За последний месяц он стал часто навещать нашу квартиру. Приносил обычно тортик и за чаем охмурял красивыми байками старушку. В итоге та дарила или продавала ему за копейки нажитое другими чужое добро. Я вошел в пустую гостиную. На голых стенах оставались лишь пятна от картин да разбросанные книги. Одоевцева появилась перед нами одетой по-домашнему. Мой дружок поздоровался, назвал свое имя, поцеловал ее поднятую ручку. Старушка скромно ахнула от удовольствия, как делают на приемах светские дамы. Джентльменский жест был оценен улыбкой. Поселила она его в средней комнате, там, где стоял покосившийся турецкий диван, – тихий уголок с видом на улицу.

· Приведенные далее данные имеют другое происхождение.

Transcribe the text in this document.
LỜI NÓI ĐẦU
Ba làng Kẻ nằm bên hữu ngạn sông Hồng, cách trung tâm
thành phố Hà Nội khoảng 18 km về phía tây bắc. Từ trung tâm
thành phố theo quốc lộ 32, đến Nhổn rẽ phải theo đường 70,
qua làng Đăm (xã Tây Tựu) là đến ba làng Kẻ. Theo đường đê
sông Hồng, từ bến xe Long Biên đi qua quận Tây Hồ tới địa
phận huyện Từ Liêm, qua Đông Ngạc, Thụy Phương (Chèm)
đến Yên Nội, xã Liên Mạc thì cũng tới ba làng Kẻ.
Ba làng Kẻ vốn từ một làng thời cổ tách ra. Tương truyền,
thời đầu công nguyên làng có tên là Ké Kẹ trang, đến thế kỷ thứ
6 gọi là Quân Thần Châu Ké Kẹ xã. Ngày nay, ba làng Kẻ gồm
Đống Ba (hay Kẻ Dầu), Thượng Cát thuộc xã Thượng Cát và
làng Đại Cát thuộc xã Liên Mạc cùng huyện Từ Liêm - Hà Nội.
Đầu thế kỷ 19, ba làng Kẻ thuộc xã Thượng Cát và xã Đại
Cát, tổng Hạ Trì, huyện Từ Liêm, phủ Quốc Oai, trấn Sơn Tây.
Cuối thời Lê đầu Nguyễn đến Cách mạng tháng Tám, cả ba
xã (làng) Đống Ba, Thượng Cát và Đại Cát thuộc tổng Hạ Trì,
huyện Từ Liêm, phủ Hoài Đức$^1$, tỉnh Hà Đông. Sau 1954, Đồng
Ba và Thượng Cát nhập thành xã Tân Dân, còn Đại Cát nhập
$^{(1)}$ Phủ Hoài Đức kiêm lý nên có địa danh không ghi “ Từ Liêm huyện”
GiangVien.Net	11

Теперь нас стало трое, число святых и сумасшедших. Вечерами писательница звонила по телефону Василию Павловичу и часами болтала с ним. Я скитался от галерейных выставок до дешевых кафе, Женя запоем читал книги, вернее, то, что осталось, и докладывал мне за закрытыми дверями о проделках хозяйки дома. Например, та оставит суп в холодильнике, напичкав сапожными гвоздями. Хорошо, что мой друг вовремя заметил опасность. Или масло с длинными волосами… Да еще хозяйка любила поесть варенье ночью на кровати. Оно часто разливалось по простыне кровяными пятнами, заставляя вздрогнуть уборщицу.